De nuevo con guión de Robert Orci, Alex Kurtzman y Damon Lindelof (quienes ya trabajan en la tercera parte de la franquicia), y con J.J. Abrams reincidiendo como director, “Star Trek 2: en la oscuridad” es también la primera entrega en tres dimensiones de la saga creada por Gene Roddenbery y se anticipa como un film de tensiones: entre el espacio y tierra firme, entre Klingon y la bahía de San Francisco, entre la intriga y la acción, entre el pasional Kirk y el lógico y frío Spock.

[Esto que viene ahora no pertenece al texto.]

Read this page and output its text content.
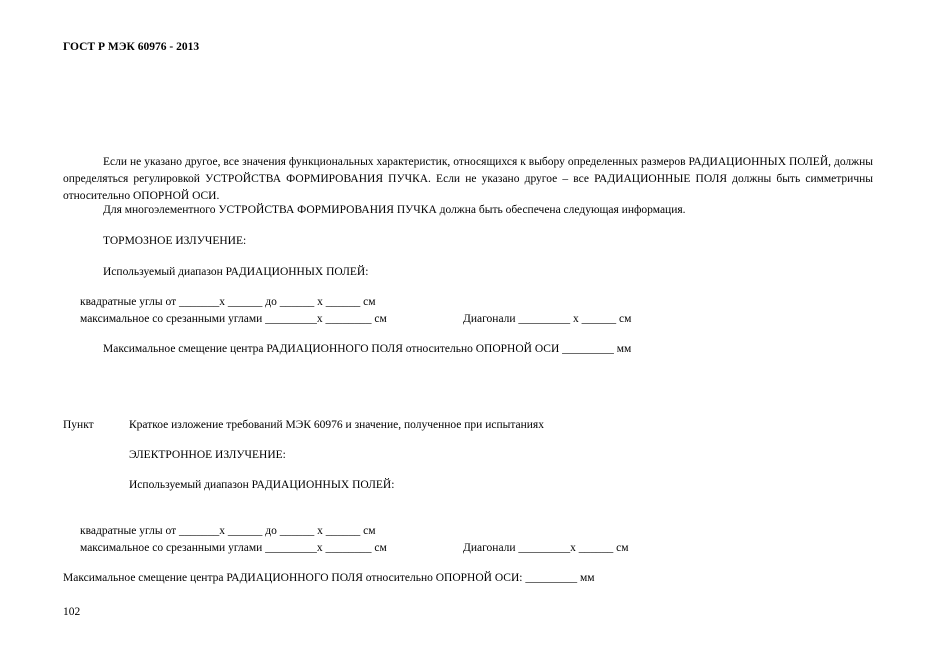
ГОСТ Р МЭК 60976 - 2013
Если не указано другое, все значения функциональных характеристик, относящихся к выбору определенных размеров РАДИАЦИОННЫХ ПОЛЕЙ, должны определяться регулировкой УСТРОЙСТВА ФОРМИРОВАНИЯ ПУЧКА. Если не указано другое – все РАДИАЦИОННЫЕ ПОЛЯ должны быть симметричны относительно ОПОРНОЙ ОСИ.
Для многоэлементного УСТРОЙСТВА ФОРМИРОВАНИЯ ПУЧКА должна быть обеспечена следующая информация.
ТОРМОЗНОЕ ИЗЛУЧЕНИЕ:
Используемый диапазон РАДИАЦИОННЫХ ПОЛЕЙ:
квадратные углы от _______х ______ до ______ х ______ см
максимальное со срезанными углами _________х ________ см	Диагонали _________ х ______ см
Максимальное смещение центра РАДИАЦИОННОГО ПОЛЯ относительно ОПОРНОЙ ОСИ _________ мм
Пункт	Краткое изложение требований МЭК 60976 и значение, полученное при испытаниях
ЭЛЕКТРОННОЕ ИЗЛУЧЕНИЕ:
Используемый диапазон РАДИАЦИОННЫХ ПОЛЕЙ:
квадратные углы от _______х ______ до ______ х ______ см
максимальное со срезанными углами _________х ________ см	Диагонали _________х ______ см
Максимальное смещение центра РАДИАЦИОННОГО ПОЛЯ относительно ОПОРНОЙ ОСИ: _________ мм
102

La clave del film, así y todo, es Harrison, el que desata una serie de súbitos cuestionamientos: “El villano da miedo, es manipulador, brillante... tiene un plan muy específico, es increíblemente poderoso, pero también, extrañamente, causa simpatía, porque es vulnerable -explicó Abrams en una entrevista-. No sabés si debés confiar en este tipo. Para mí tiene una ambigüedad interesante. Sobre todo porque introduce interrogantes: ¿Qué sucede cuando cuestionás la moralidad de las reglas o las figuras de autoridad que te dicen qué hacer? ¿Qué pasa cuando tenés que ganarte la responsabilidad que tenés? ¿Y qué tan lejos estás dispuesto a ir?”.

Entonces, ese lugar inexplorado que tendrá que visitar la Enterprise esta vez es un terreno más moral que espacial y linkea directamente con el post 11-S y las preguntas que derivan del terrorismo. “En la última década hemos vivido ataques muy importantes a nuestra sociedad y esto, de alguna manera, se refleja en la cinta”, reconoció el director.

Culto galáctico

Abrams, que se apartó de la tercera “Star Trek” para trabajar en la otra franquicia galáctica nerd por excelencia, “Star Wars”, para la que dirigirá “Episodio VII”, asegura también que “Star Trek 2: en la oscuridad” sigue en la senda de resetear la antigua saga en orden a redirigirla hacia un público nuevo y masivo, y que por eso el film puede disfrutarse sin conocer las raíces de “Star Trek” y sin siquiera haber visto la “Star Trek” de 2009.

Y es que lo que Abrams busca es una “esencia” “Star Trek”. En ese sentido, el creador de “Lost” puede considerarse, junto a directores como Guillermo del Toro o Peter Jackson, como parte de una generación global nacida en la década de 1960 que hoy tiene entre sus manos la misión de resucitar el cine industrial a fuerza de mitos de culto del siglo 20 que van desde “El Señor de los anillos” a los robots animé y los godzillas de “Titanes del Pacífico”, de “Misión imposible” (Abrams dirigió la actual tercera entrega) a los guiños ochentosos de niños versus extraterrestres de “Súper 8”.

Y, hablando de guiños, Abrams tiende un puente entre “Star Trek” y “Star Wars” en “Star Trek: en la oscuridad”: por ahí, medio escondido y flotando entre escombros y chatarra espacial, aparece el entrañable R2-D2. Queda claro: Abrams, en su ambición cósmico-nerd, viaja hacia donde ningún director fue antes.